Are the Detroit Red Wings the Most Dangerous Bottom Seed Ever?
You hear it every year around this time.
No one wants to play so-and-so in the first round.
This declaration usually refers to a seventh or eighth seed team made up of a bunch of plucky, young upstarts with designs on pulling off an upset in the first round.
Alternatively, such teams could be relatively veteran squads that didn't do much during the season, but are heading into the playoffs on a tear and thus, might ride that wave deep into the playoffs.
I'm not sure when the last time someone said, "Nobody wants to play the Detroit Red Wings in the first round."
If it was said anytime over the past two decades, the insight and profundity of that statement would be tantamount to, "Fire is hot."
Of course no one ever wanted to play Detroit in the first round, or any round for that matter.
They were usually a first seed, had just won a President's Trophy, were defending a Stanley Cup title, snagged the best free-agent available during the summer, as well as a key trade-deadline pickup that added depth.
Having to match up against a team like this is enough to give anyone heart palpitations.
This year, however, this isn't the case in Detroit.
The highest they could possibly finish is fifth, but it wouldn't be a big surprise to see them enter the playoffs as their current, seventh seed position.
Still, the phrase, "No one wants to play the Detroit Red Wings in the first round" is being heard more often than Lady Gaga's "Pokerface."
For no team in the NHL knows more about winning in the playoffs than the Detroit Red Wings.
And let's clarify what that means.
A lot of franchises have winning histories. However, it isn't Detroit's history of winning that makes them dangerous, but the fact that the guys who won them championships in the past, are still there today.
Winning isn't just something associated with the winged-wheels on the jerseys, but with the hearts that beat behind them.
Aside from the fact that most players on Detroit's roster can accurately describe the location of every nick and scratch on the Stanley Cup, their talent in and of itself is something to be leery of.
Despite a season-long malaise, Pavel Datsyuk and Henrik Zetterberg are, once again, playing as the best two-way forwards in hockey.
Having come back from a four-month hiatus thanks to a torn ACL, Johan Franzen is returning to form as Detroit's biggest and baddest one-man scoring machine.
Despite the hopes and prayers of forwards throughout the league, Nicklas Lidstrom doesn't look any more beatable at 39 (soon to be 40 on April 28) than he did at 29.
Then there's rookie surprise Jimmy Howard in net.
Howard provides what Detroit's opponents hope will be a much needed equalizer as he remains Detroit's largest question mark.
It isn't a question of Howard's ability or competitiveness, he's proved to have high doses of both this season.
Rather, it is the fact that, like many of his conference colleagues, he has exactly zero playoff experience.
Despite the team's confidence in Howard, writing off his lack of experience as anything but a legitimate concern would be foolhardy.
It may very well be the case that Howard stumbles out of the gate as a first-time playoff starter and could put Detroit behind the eight ball in the first round.

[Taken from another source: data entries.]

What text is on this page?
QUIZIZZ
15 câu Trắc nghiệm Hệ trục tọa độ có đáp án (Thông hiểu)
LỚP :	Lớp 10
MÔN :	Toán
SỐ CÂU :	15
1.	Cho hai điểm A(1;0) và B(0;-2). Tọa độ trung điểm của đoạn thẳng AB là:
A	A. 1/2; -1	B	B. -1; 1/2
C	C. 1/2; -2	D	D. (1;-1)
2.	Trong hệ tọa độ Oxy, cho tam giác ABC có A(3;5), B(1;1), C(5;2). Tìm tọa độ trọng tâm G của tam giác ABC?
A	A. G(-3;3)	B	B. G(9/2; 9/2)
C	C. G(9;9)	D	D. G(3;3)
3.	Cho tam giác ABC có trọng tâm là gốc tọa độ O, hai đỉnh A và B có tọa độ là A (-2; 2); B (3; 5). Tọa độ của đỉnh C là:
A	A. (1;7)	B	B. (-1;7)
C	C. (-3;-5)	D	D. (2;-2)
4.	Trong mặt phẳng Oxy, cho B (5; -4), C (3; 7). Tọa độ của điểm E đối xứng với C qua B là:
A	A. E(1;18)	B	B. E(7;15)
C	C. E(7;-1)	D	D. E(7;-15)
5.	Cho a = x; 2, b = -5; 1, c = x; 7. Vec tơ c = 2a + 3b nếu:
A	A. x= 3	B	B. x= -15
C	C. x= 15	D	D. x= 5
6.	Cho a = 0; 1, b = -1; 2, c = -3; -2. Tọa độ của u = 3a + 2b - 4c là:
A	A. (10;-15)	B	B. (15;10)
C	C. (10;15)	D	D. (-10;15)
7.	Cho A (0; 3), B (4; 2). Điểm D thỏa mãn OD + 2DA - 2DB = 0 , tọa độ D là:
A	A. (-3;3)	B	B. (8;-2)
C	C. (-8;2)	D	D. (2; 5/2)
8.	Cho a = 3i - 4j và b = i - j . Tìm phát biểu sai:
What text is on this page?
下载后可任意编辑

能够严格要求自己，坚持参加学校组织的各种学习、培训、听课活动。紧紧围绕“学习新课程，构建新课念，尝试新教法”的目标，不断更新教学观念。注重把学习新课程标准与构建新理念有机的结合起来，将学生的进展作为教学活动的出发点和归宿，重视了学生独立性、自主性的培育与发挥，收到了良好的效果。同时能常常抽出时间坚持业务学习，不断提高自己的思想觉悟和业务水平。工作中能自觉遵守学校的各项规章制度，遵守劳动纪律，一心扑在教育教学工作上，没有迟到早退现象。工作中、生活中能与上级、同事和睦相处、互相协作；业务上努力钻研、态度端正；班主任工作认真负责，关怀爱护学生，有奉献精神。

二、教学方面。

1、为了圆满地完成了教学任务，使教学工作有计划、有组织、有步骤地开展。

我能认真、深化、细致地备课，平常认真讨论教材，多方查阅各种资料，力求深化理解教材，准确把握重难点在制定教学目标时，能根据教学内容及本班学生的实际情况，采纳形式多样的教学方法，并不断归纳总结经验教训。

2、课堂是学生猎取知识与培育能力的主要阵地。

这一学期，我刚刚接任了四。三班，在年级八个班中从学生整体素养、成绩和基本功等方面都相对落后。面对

Though some teams may be crossing their fingers for this to happen, the alternative may be worse.
For no team in the league, sans Detroit, has a three-time Stanley Cup winner riding the pine with the uncanny ability to come off the bench and suddenly turn into the best goalie in the playoffs.
Chris Osgood is Detroit's unlikely ace in the hole.
Though he's turned in yet another miserable regular season, Osgood has proved time and again that, when it's time to win a playoff series, he's more than capable of answering the call.
Lastly, a word must be said about Detroit's coach.
Mike Babcock has already won a championship this year, in February with Team Canada.
This not only provided a valuable addition to Babcock's coaching credentials, but a unique opportunity to get to know the best players on teams he could face as playoff opponents.
Though he expressed his admiration for players like Patrick Marleau, Joe Thornton, Jonathan Toews, and Roberto Luongo, no coach worth his salt spends any significant amount of time marveling at his players' strengths.
No, a coach devotes himself to picking out each player's weaknesses in an effort to make them better.
What situations tend to put them off their game? Do they get rattled? What bad habits do they tend to exhibit and when do they exhibit them?
These are the things Mike Babcock spent a significant amount of time figuring out while with Team Canada, for even the best players in the world have some flaws and Mike Babcock is about to share this knowledge with 23 men in red in the hope that they'll put it to good use.
If there has ever been a bottom-seed team with more talent, experience, and coaching ability than the 2009-10 Detroit Red Wings, seriously, let me know, because I can't think of one.
Citing all of the above, let me know join the chorus, "Nobody wants to play the Detroit Red Wings in the first round."
While I'm at it, let me leave you with an equally enlightening thought, "Water is wet."